Bilmem hiç dikkatinizi çekti mi? küçük yaşlardan itibaren tanıştığımız nestle çikolataları vardı. Çok severek yerdik çünkü her tv programlarında bilinçaltımıza öyle gönderiler yapılıyordu ki, yerken bile bambaşka bir lezzet alırdık. Şimdi şeker hastasıyım ve şeker ilacının üretimini nestle yapmakta. Çok manidar değil mi? Önce güzel ambalajlarla ve aromalarla bizi hasta ediyorlar sonra tedavisi olduğu halde çözümü olmayan ilaçlar üretiyorlar. Bunu da bana,sana, bize şifa diye dayatıyorlar. Üzerimizde oynanan oyunları bu tabloda birazcık düşünmeye ne dersiniz?

  Şimdi gelelim günümüzün soykırım oyunu, LGBT programına.

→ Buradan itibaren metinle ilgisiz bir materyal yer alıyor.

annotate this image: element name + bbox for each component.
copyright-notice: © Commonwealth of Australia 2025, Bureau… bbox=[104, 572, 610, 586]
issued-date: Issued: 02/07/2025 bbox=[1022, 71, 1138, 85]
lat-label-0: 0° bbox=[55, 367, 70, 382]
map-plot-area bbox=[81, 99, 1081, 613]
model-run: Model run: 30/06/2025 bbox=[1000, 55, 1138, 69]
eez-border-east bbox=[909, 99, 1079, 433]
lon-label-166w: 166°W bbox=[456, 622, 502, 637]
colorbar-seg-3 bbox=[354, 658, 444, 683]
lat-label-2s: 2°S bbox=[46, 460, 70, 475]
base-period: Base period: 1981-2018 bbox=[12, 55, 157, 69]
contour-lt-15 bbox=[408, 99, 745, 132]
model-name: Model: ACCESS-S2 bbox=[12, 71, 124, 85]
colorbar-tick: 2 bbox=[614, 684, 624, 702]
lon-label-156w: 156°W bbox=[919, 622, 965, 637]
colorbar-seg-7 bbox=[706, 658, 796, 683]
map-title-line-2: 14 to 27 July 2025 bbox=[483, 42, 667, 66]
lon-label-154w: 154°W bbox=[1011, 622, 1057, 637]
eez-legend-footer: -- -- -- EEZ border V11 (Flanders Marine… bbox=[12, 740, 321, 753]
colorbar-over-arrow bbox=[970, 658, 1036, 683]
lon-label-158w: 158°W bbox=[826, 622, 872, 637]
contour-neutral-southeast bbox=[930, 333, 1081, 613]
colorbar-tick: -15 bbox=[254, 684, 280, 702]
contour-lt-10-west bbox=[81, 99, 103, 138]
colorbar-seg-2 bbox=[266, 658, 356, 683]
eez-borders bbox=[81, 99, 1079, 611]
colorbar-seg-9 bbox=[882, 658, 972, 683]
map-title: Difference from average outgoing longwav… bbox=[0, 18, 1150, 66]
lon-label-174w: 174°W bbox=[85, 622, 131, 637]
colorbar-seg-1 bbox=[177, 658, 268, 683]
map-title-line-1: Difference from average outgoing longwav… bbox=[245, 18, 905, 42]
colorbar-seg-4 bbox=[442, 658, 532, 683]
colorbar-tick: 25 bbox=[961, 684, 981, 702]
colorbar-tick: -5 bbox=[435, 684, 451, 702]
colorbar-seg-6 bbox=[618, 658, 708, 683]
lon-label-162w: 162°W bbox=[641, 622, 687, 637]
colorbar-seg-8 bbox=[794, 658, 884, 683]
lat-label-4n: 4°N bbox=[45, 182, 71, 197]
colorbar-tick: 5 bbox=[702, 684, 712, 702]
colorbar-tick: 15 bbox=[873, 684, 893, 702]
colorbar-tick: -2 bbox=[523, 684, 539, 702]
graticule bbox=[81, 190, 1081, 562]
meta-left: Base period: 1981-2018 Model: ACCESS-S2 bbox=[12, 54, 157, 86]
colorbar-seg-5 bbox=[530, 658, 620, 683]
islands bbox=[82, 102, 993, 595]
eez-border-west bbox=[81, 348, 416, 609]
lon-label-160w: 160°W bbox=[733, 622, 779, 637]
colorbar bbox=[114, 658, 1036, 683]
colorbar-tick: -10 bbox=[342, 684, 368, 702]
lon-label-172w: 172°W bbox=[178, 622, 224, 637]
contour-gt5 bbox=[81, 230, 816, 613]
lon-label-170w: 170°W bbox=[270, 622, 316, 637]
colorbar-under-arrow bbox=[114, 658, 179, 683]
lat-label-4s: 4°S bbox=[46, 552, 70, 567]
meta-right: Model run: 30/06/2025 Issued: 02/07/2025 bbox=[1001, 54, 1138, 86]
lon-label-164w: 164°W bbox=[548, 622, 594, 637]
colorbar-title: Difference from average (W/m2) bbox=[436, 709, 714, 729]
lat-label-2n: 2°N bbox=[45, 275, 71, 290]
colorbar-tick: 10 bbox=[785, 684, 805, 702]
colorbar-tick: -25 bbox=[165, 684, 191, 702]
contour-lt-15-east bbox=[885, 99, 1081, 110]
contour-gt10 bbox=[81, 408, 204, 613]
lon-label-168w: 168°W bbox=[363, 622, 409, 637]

Her ne yaparlarsa yapsınlar anladılar ki insanlar üredikçe bizim öldürmemiz, hasta etmemiz, yetmeyecek yani kısaca dünya rahatlamayacak, sıkışıp kalacağız. LGBT adı altında özgürlük feryatları ile tam bir soykırım savaşı başlattılar. Nesiller tükenecek, aile kavramı kalkacak, ortada ben her tür cinsim diyen cins sizlik meydana çıkacak. Cinsiyet secimi gibi gösterilen bu propagandalar aslında cinsiyetsiz kalma planlarıdır. Yani insan türünü kısırlaştırma ve insan üzerinde soykırım yapma, ruhsal bir boşluğa ve verimsizliğe sürükleme çalışmasıdır.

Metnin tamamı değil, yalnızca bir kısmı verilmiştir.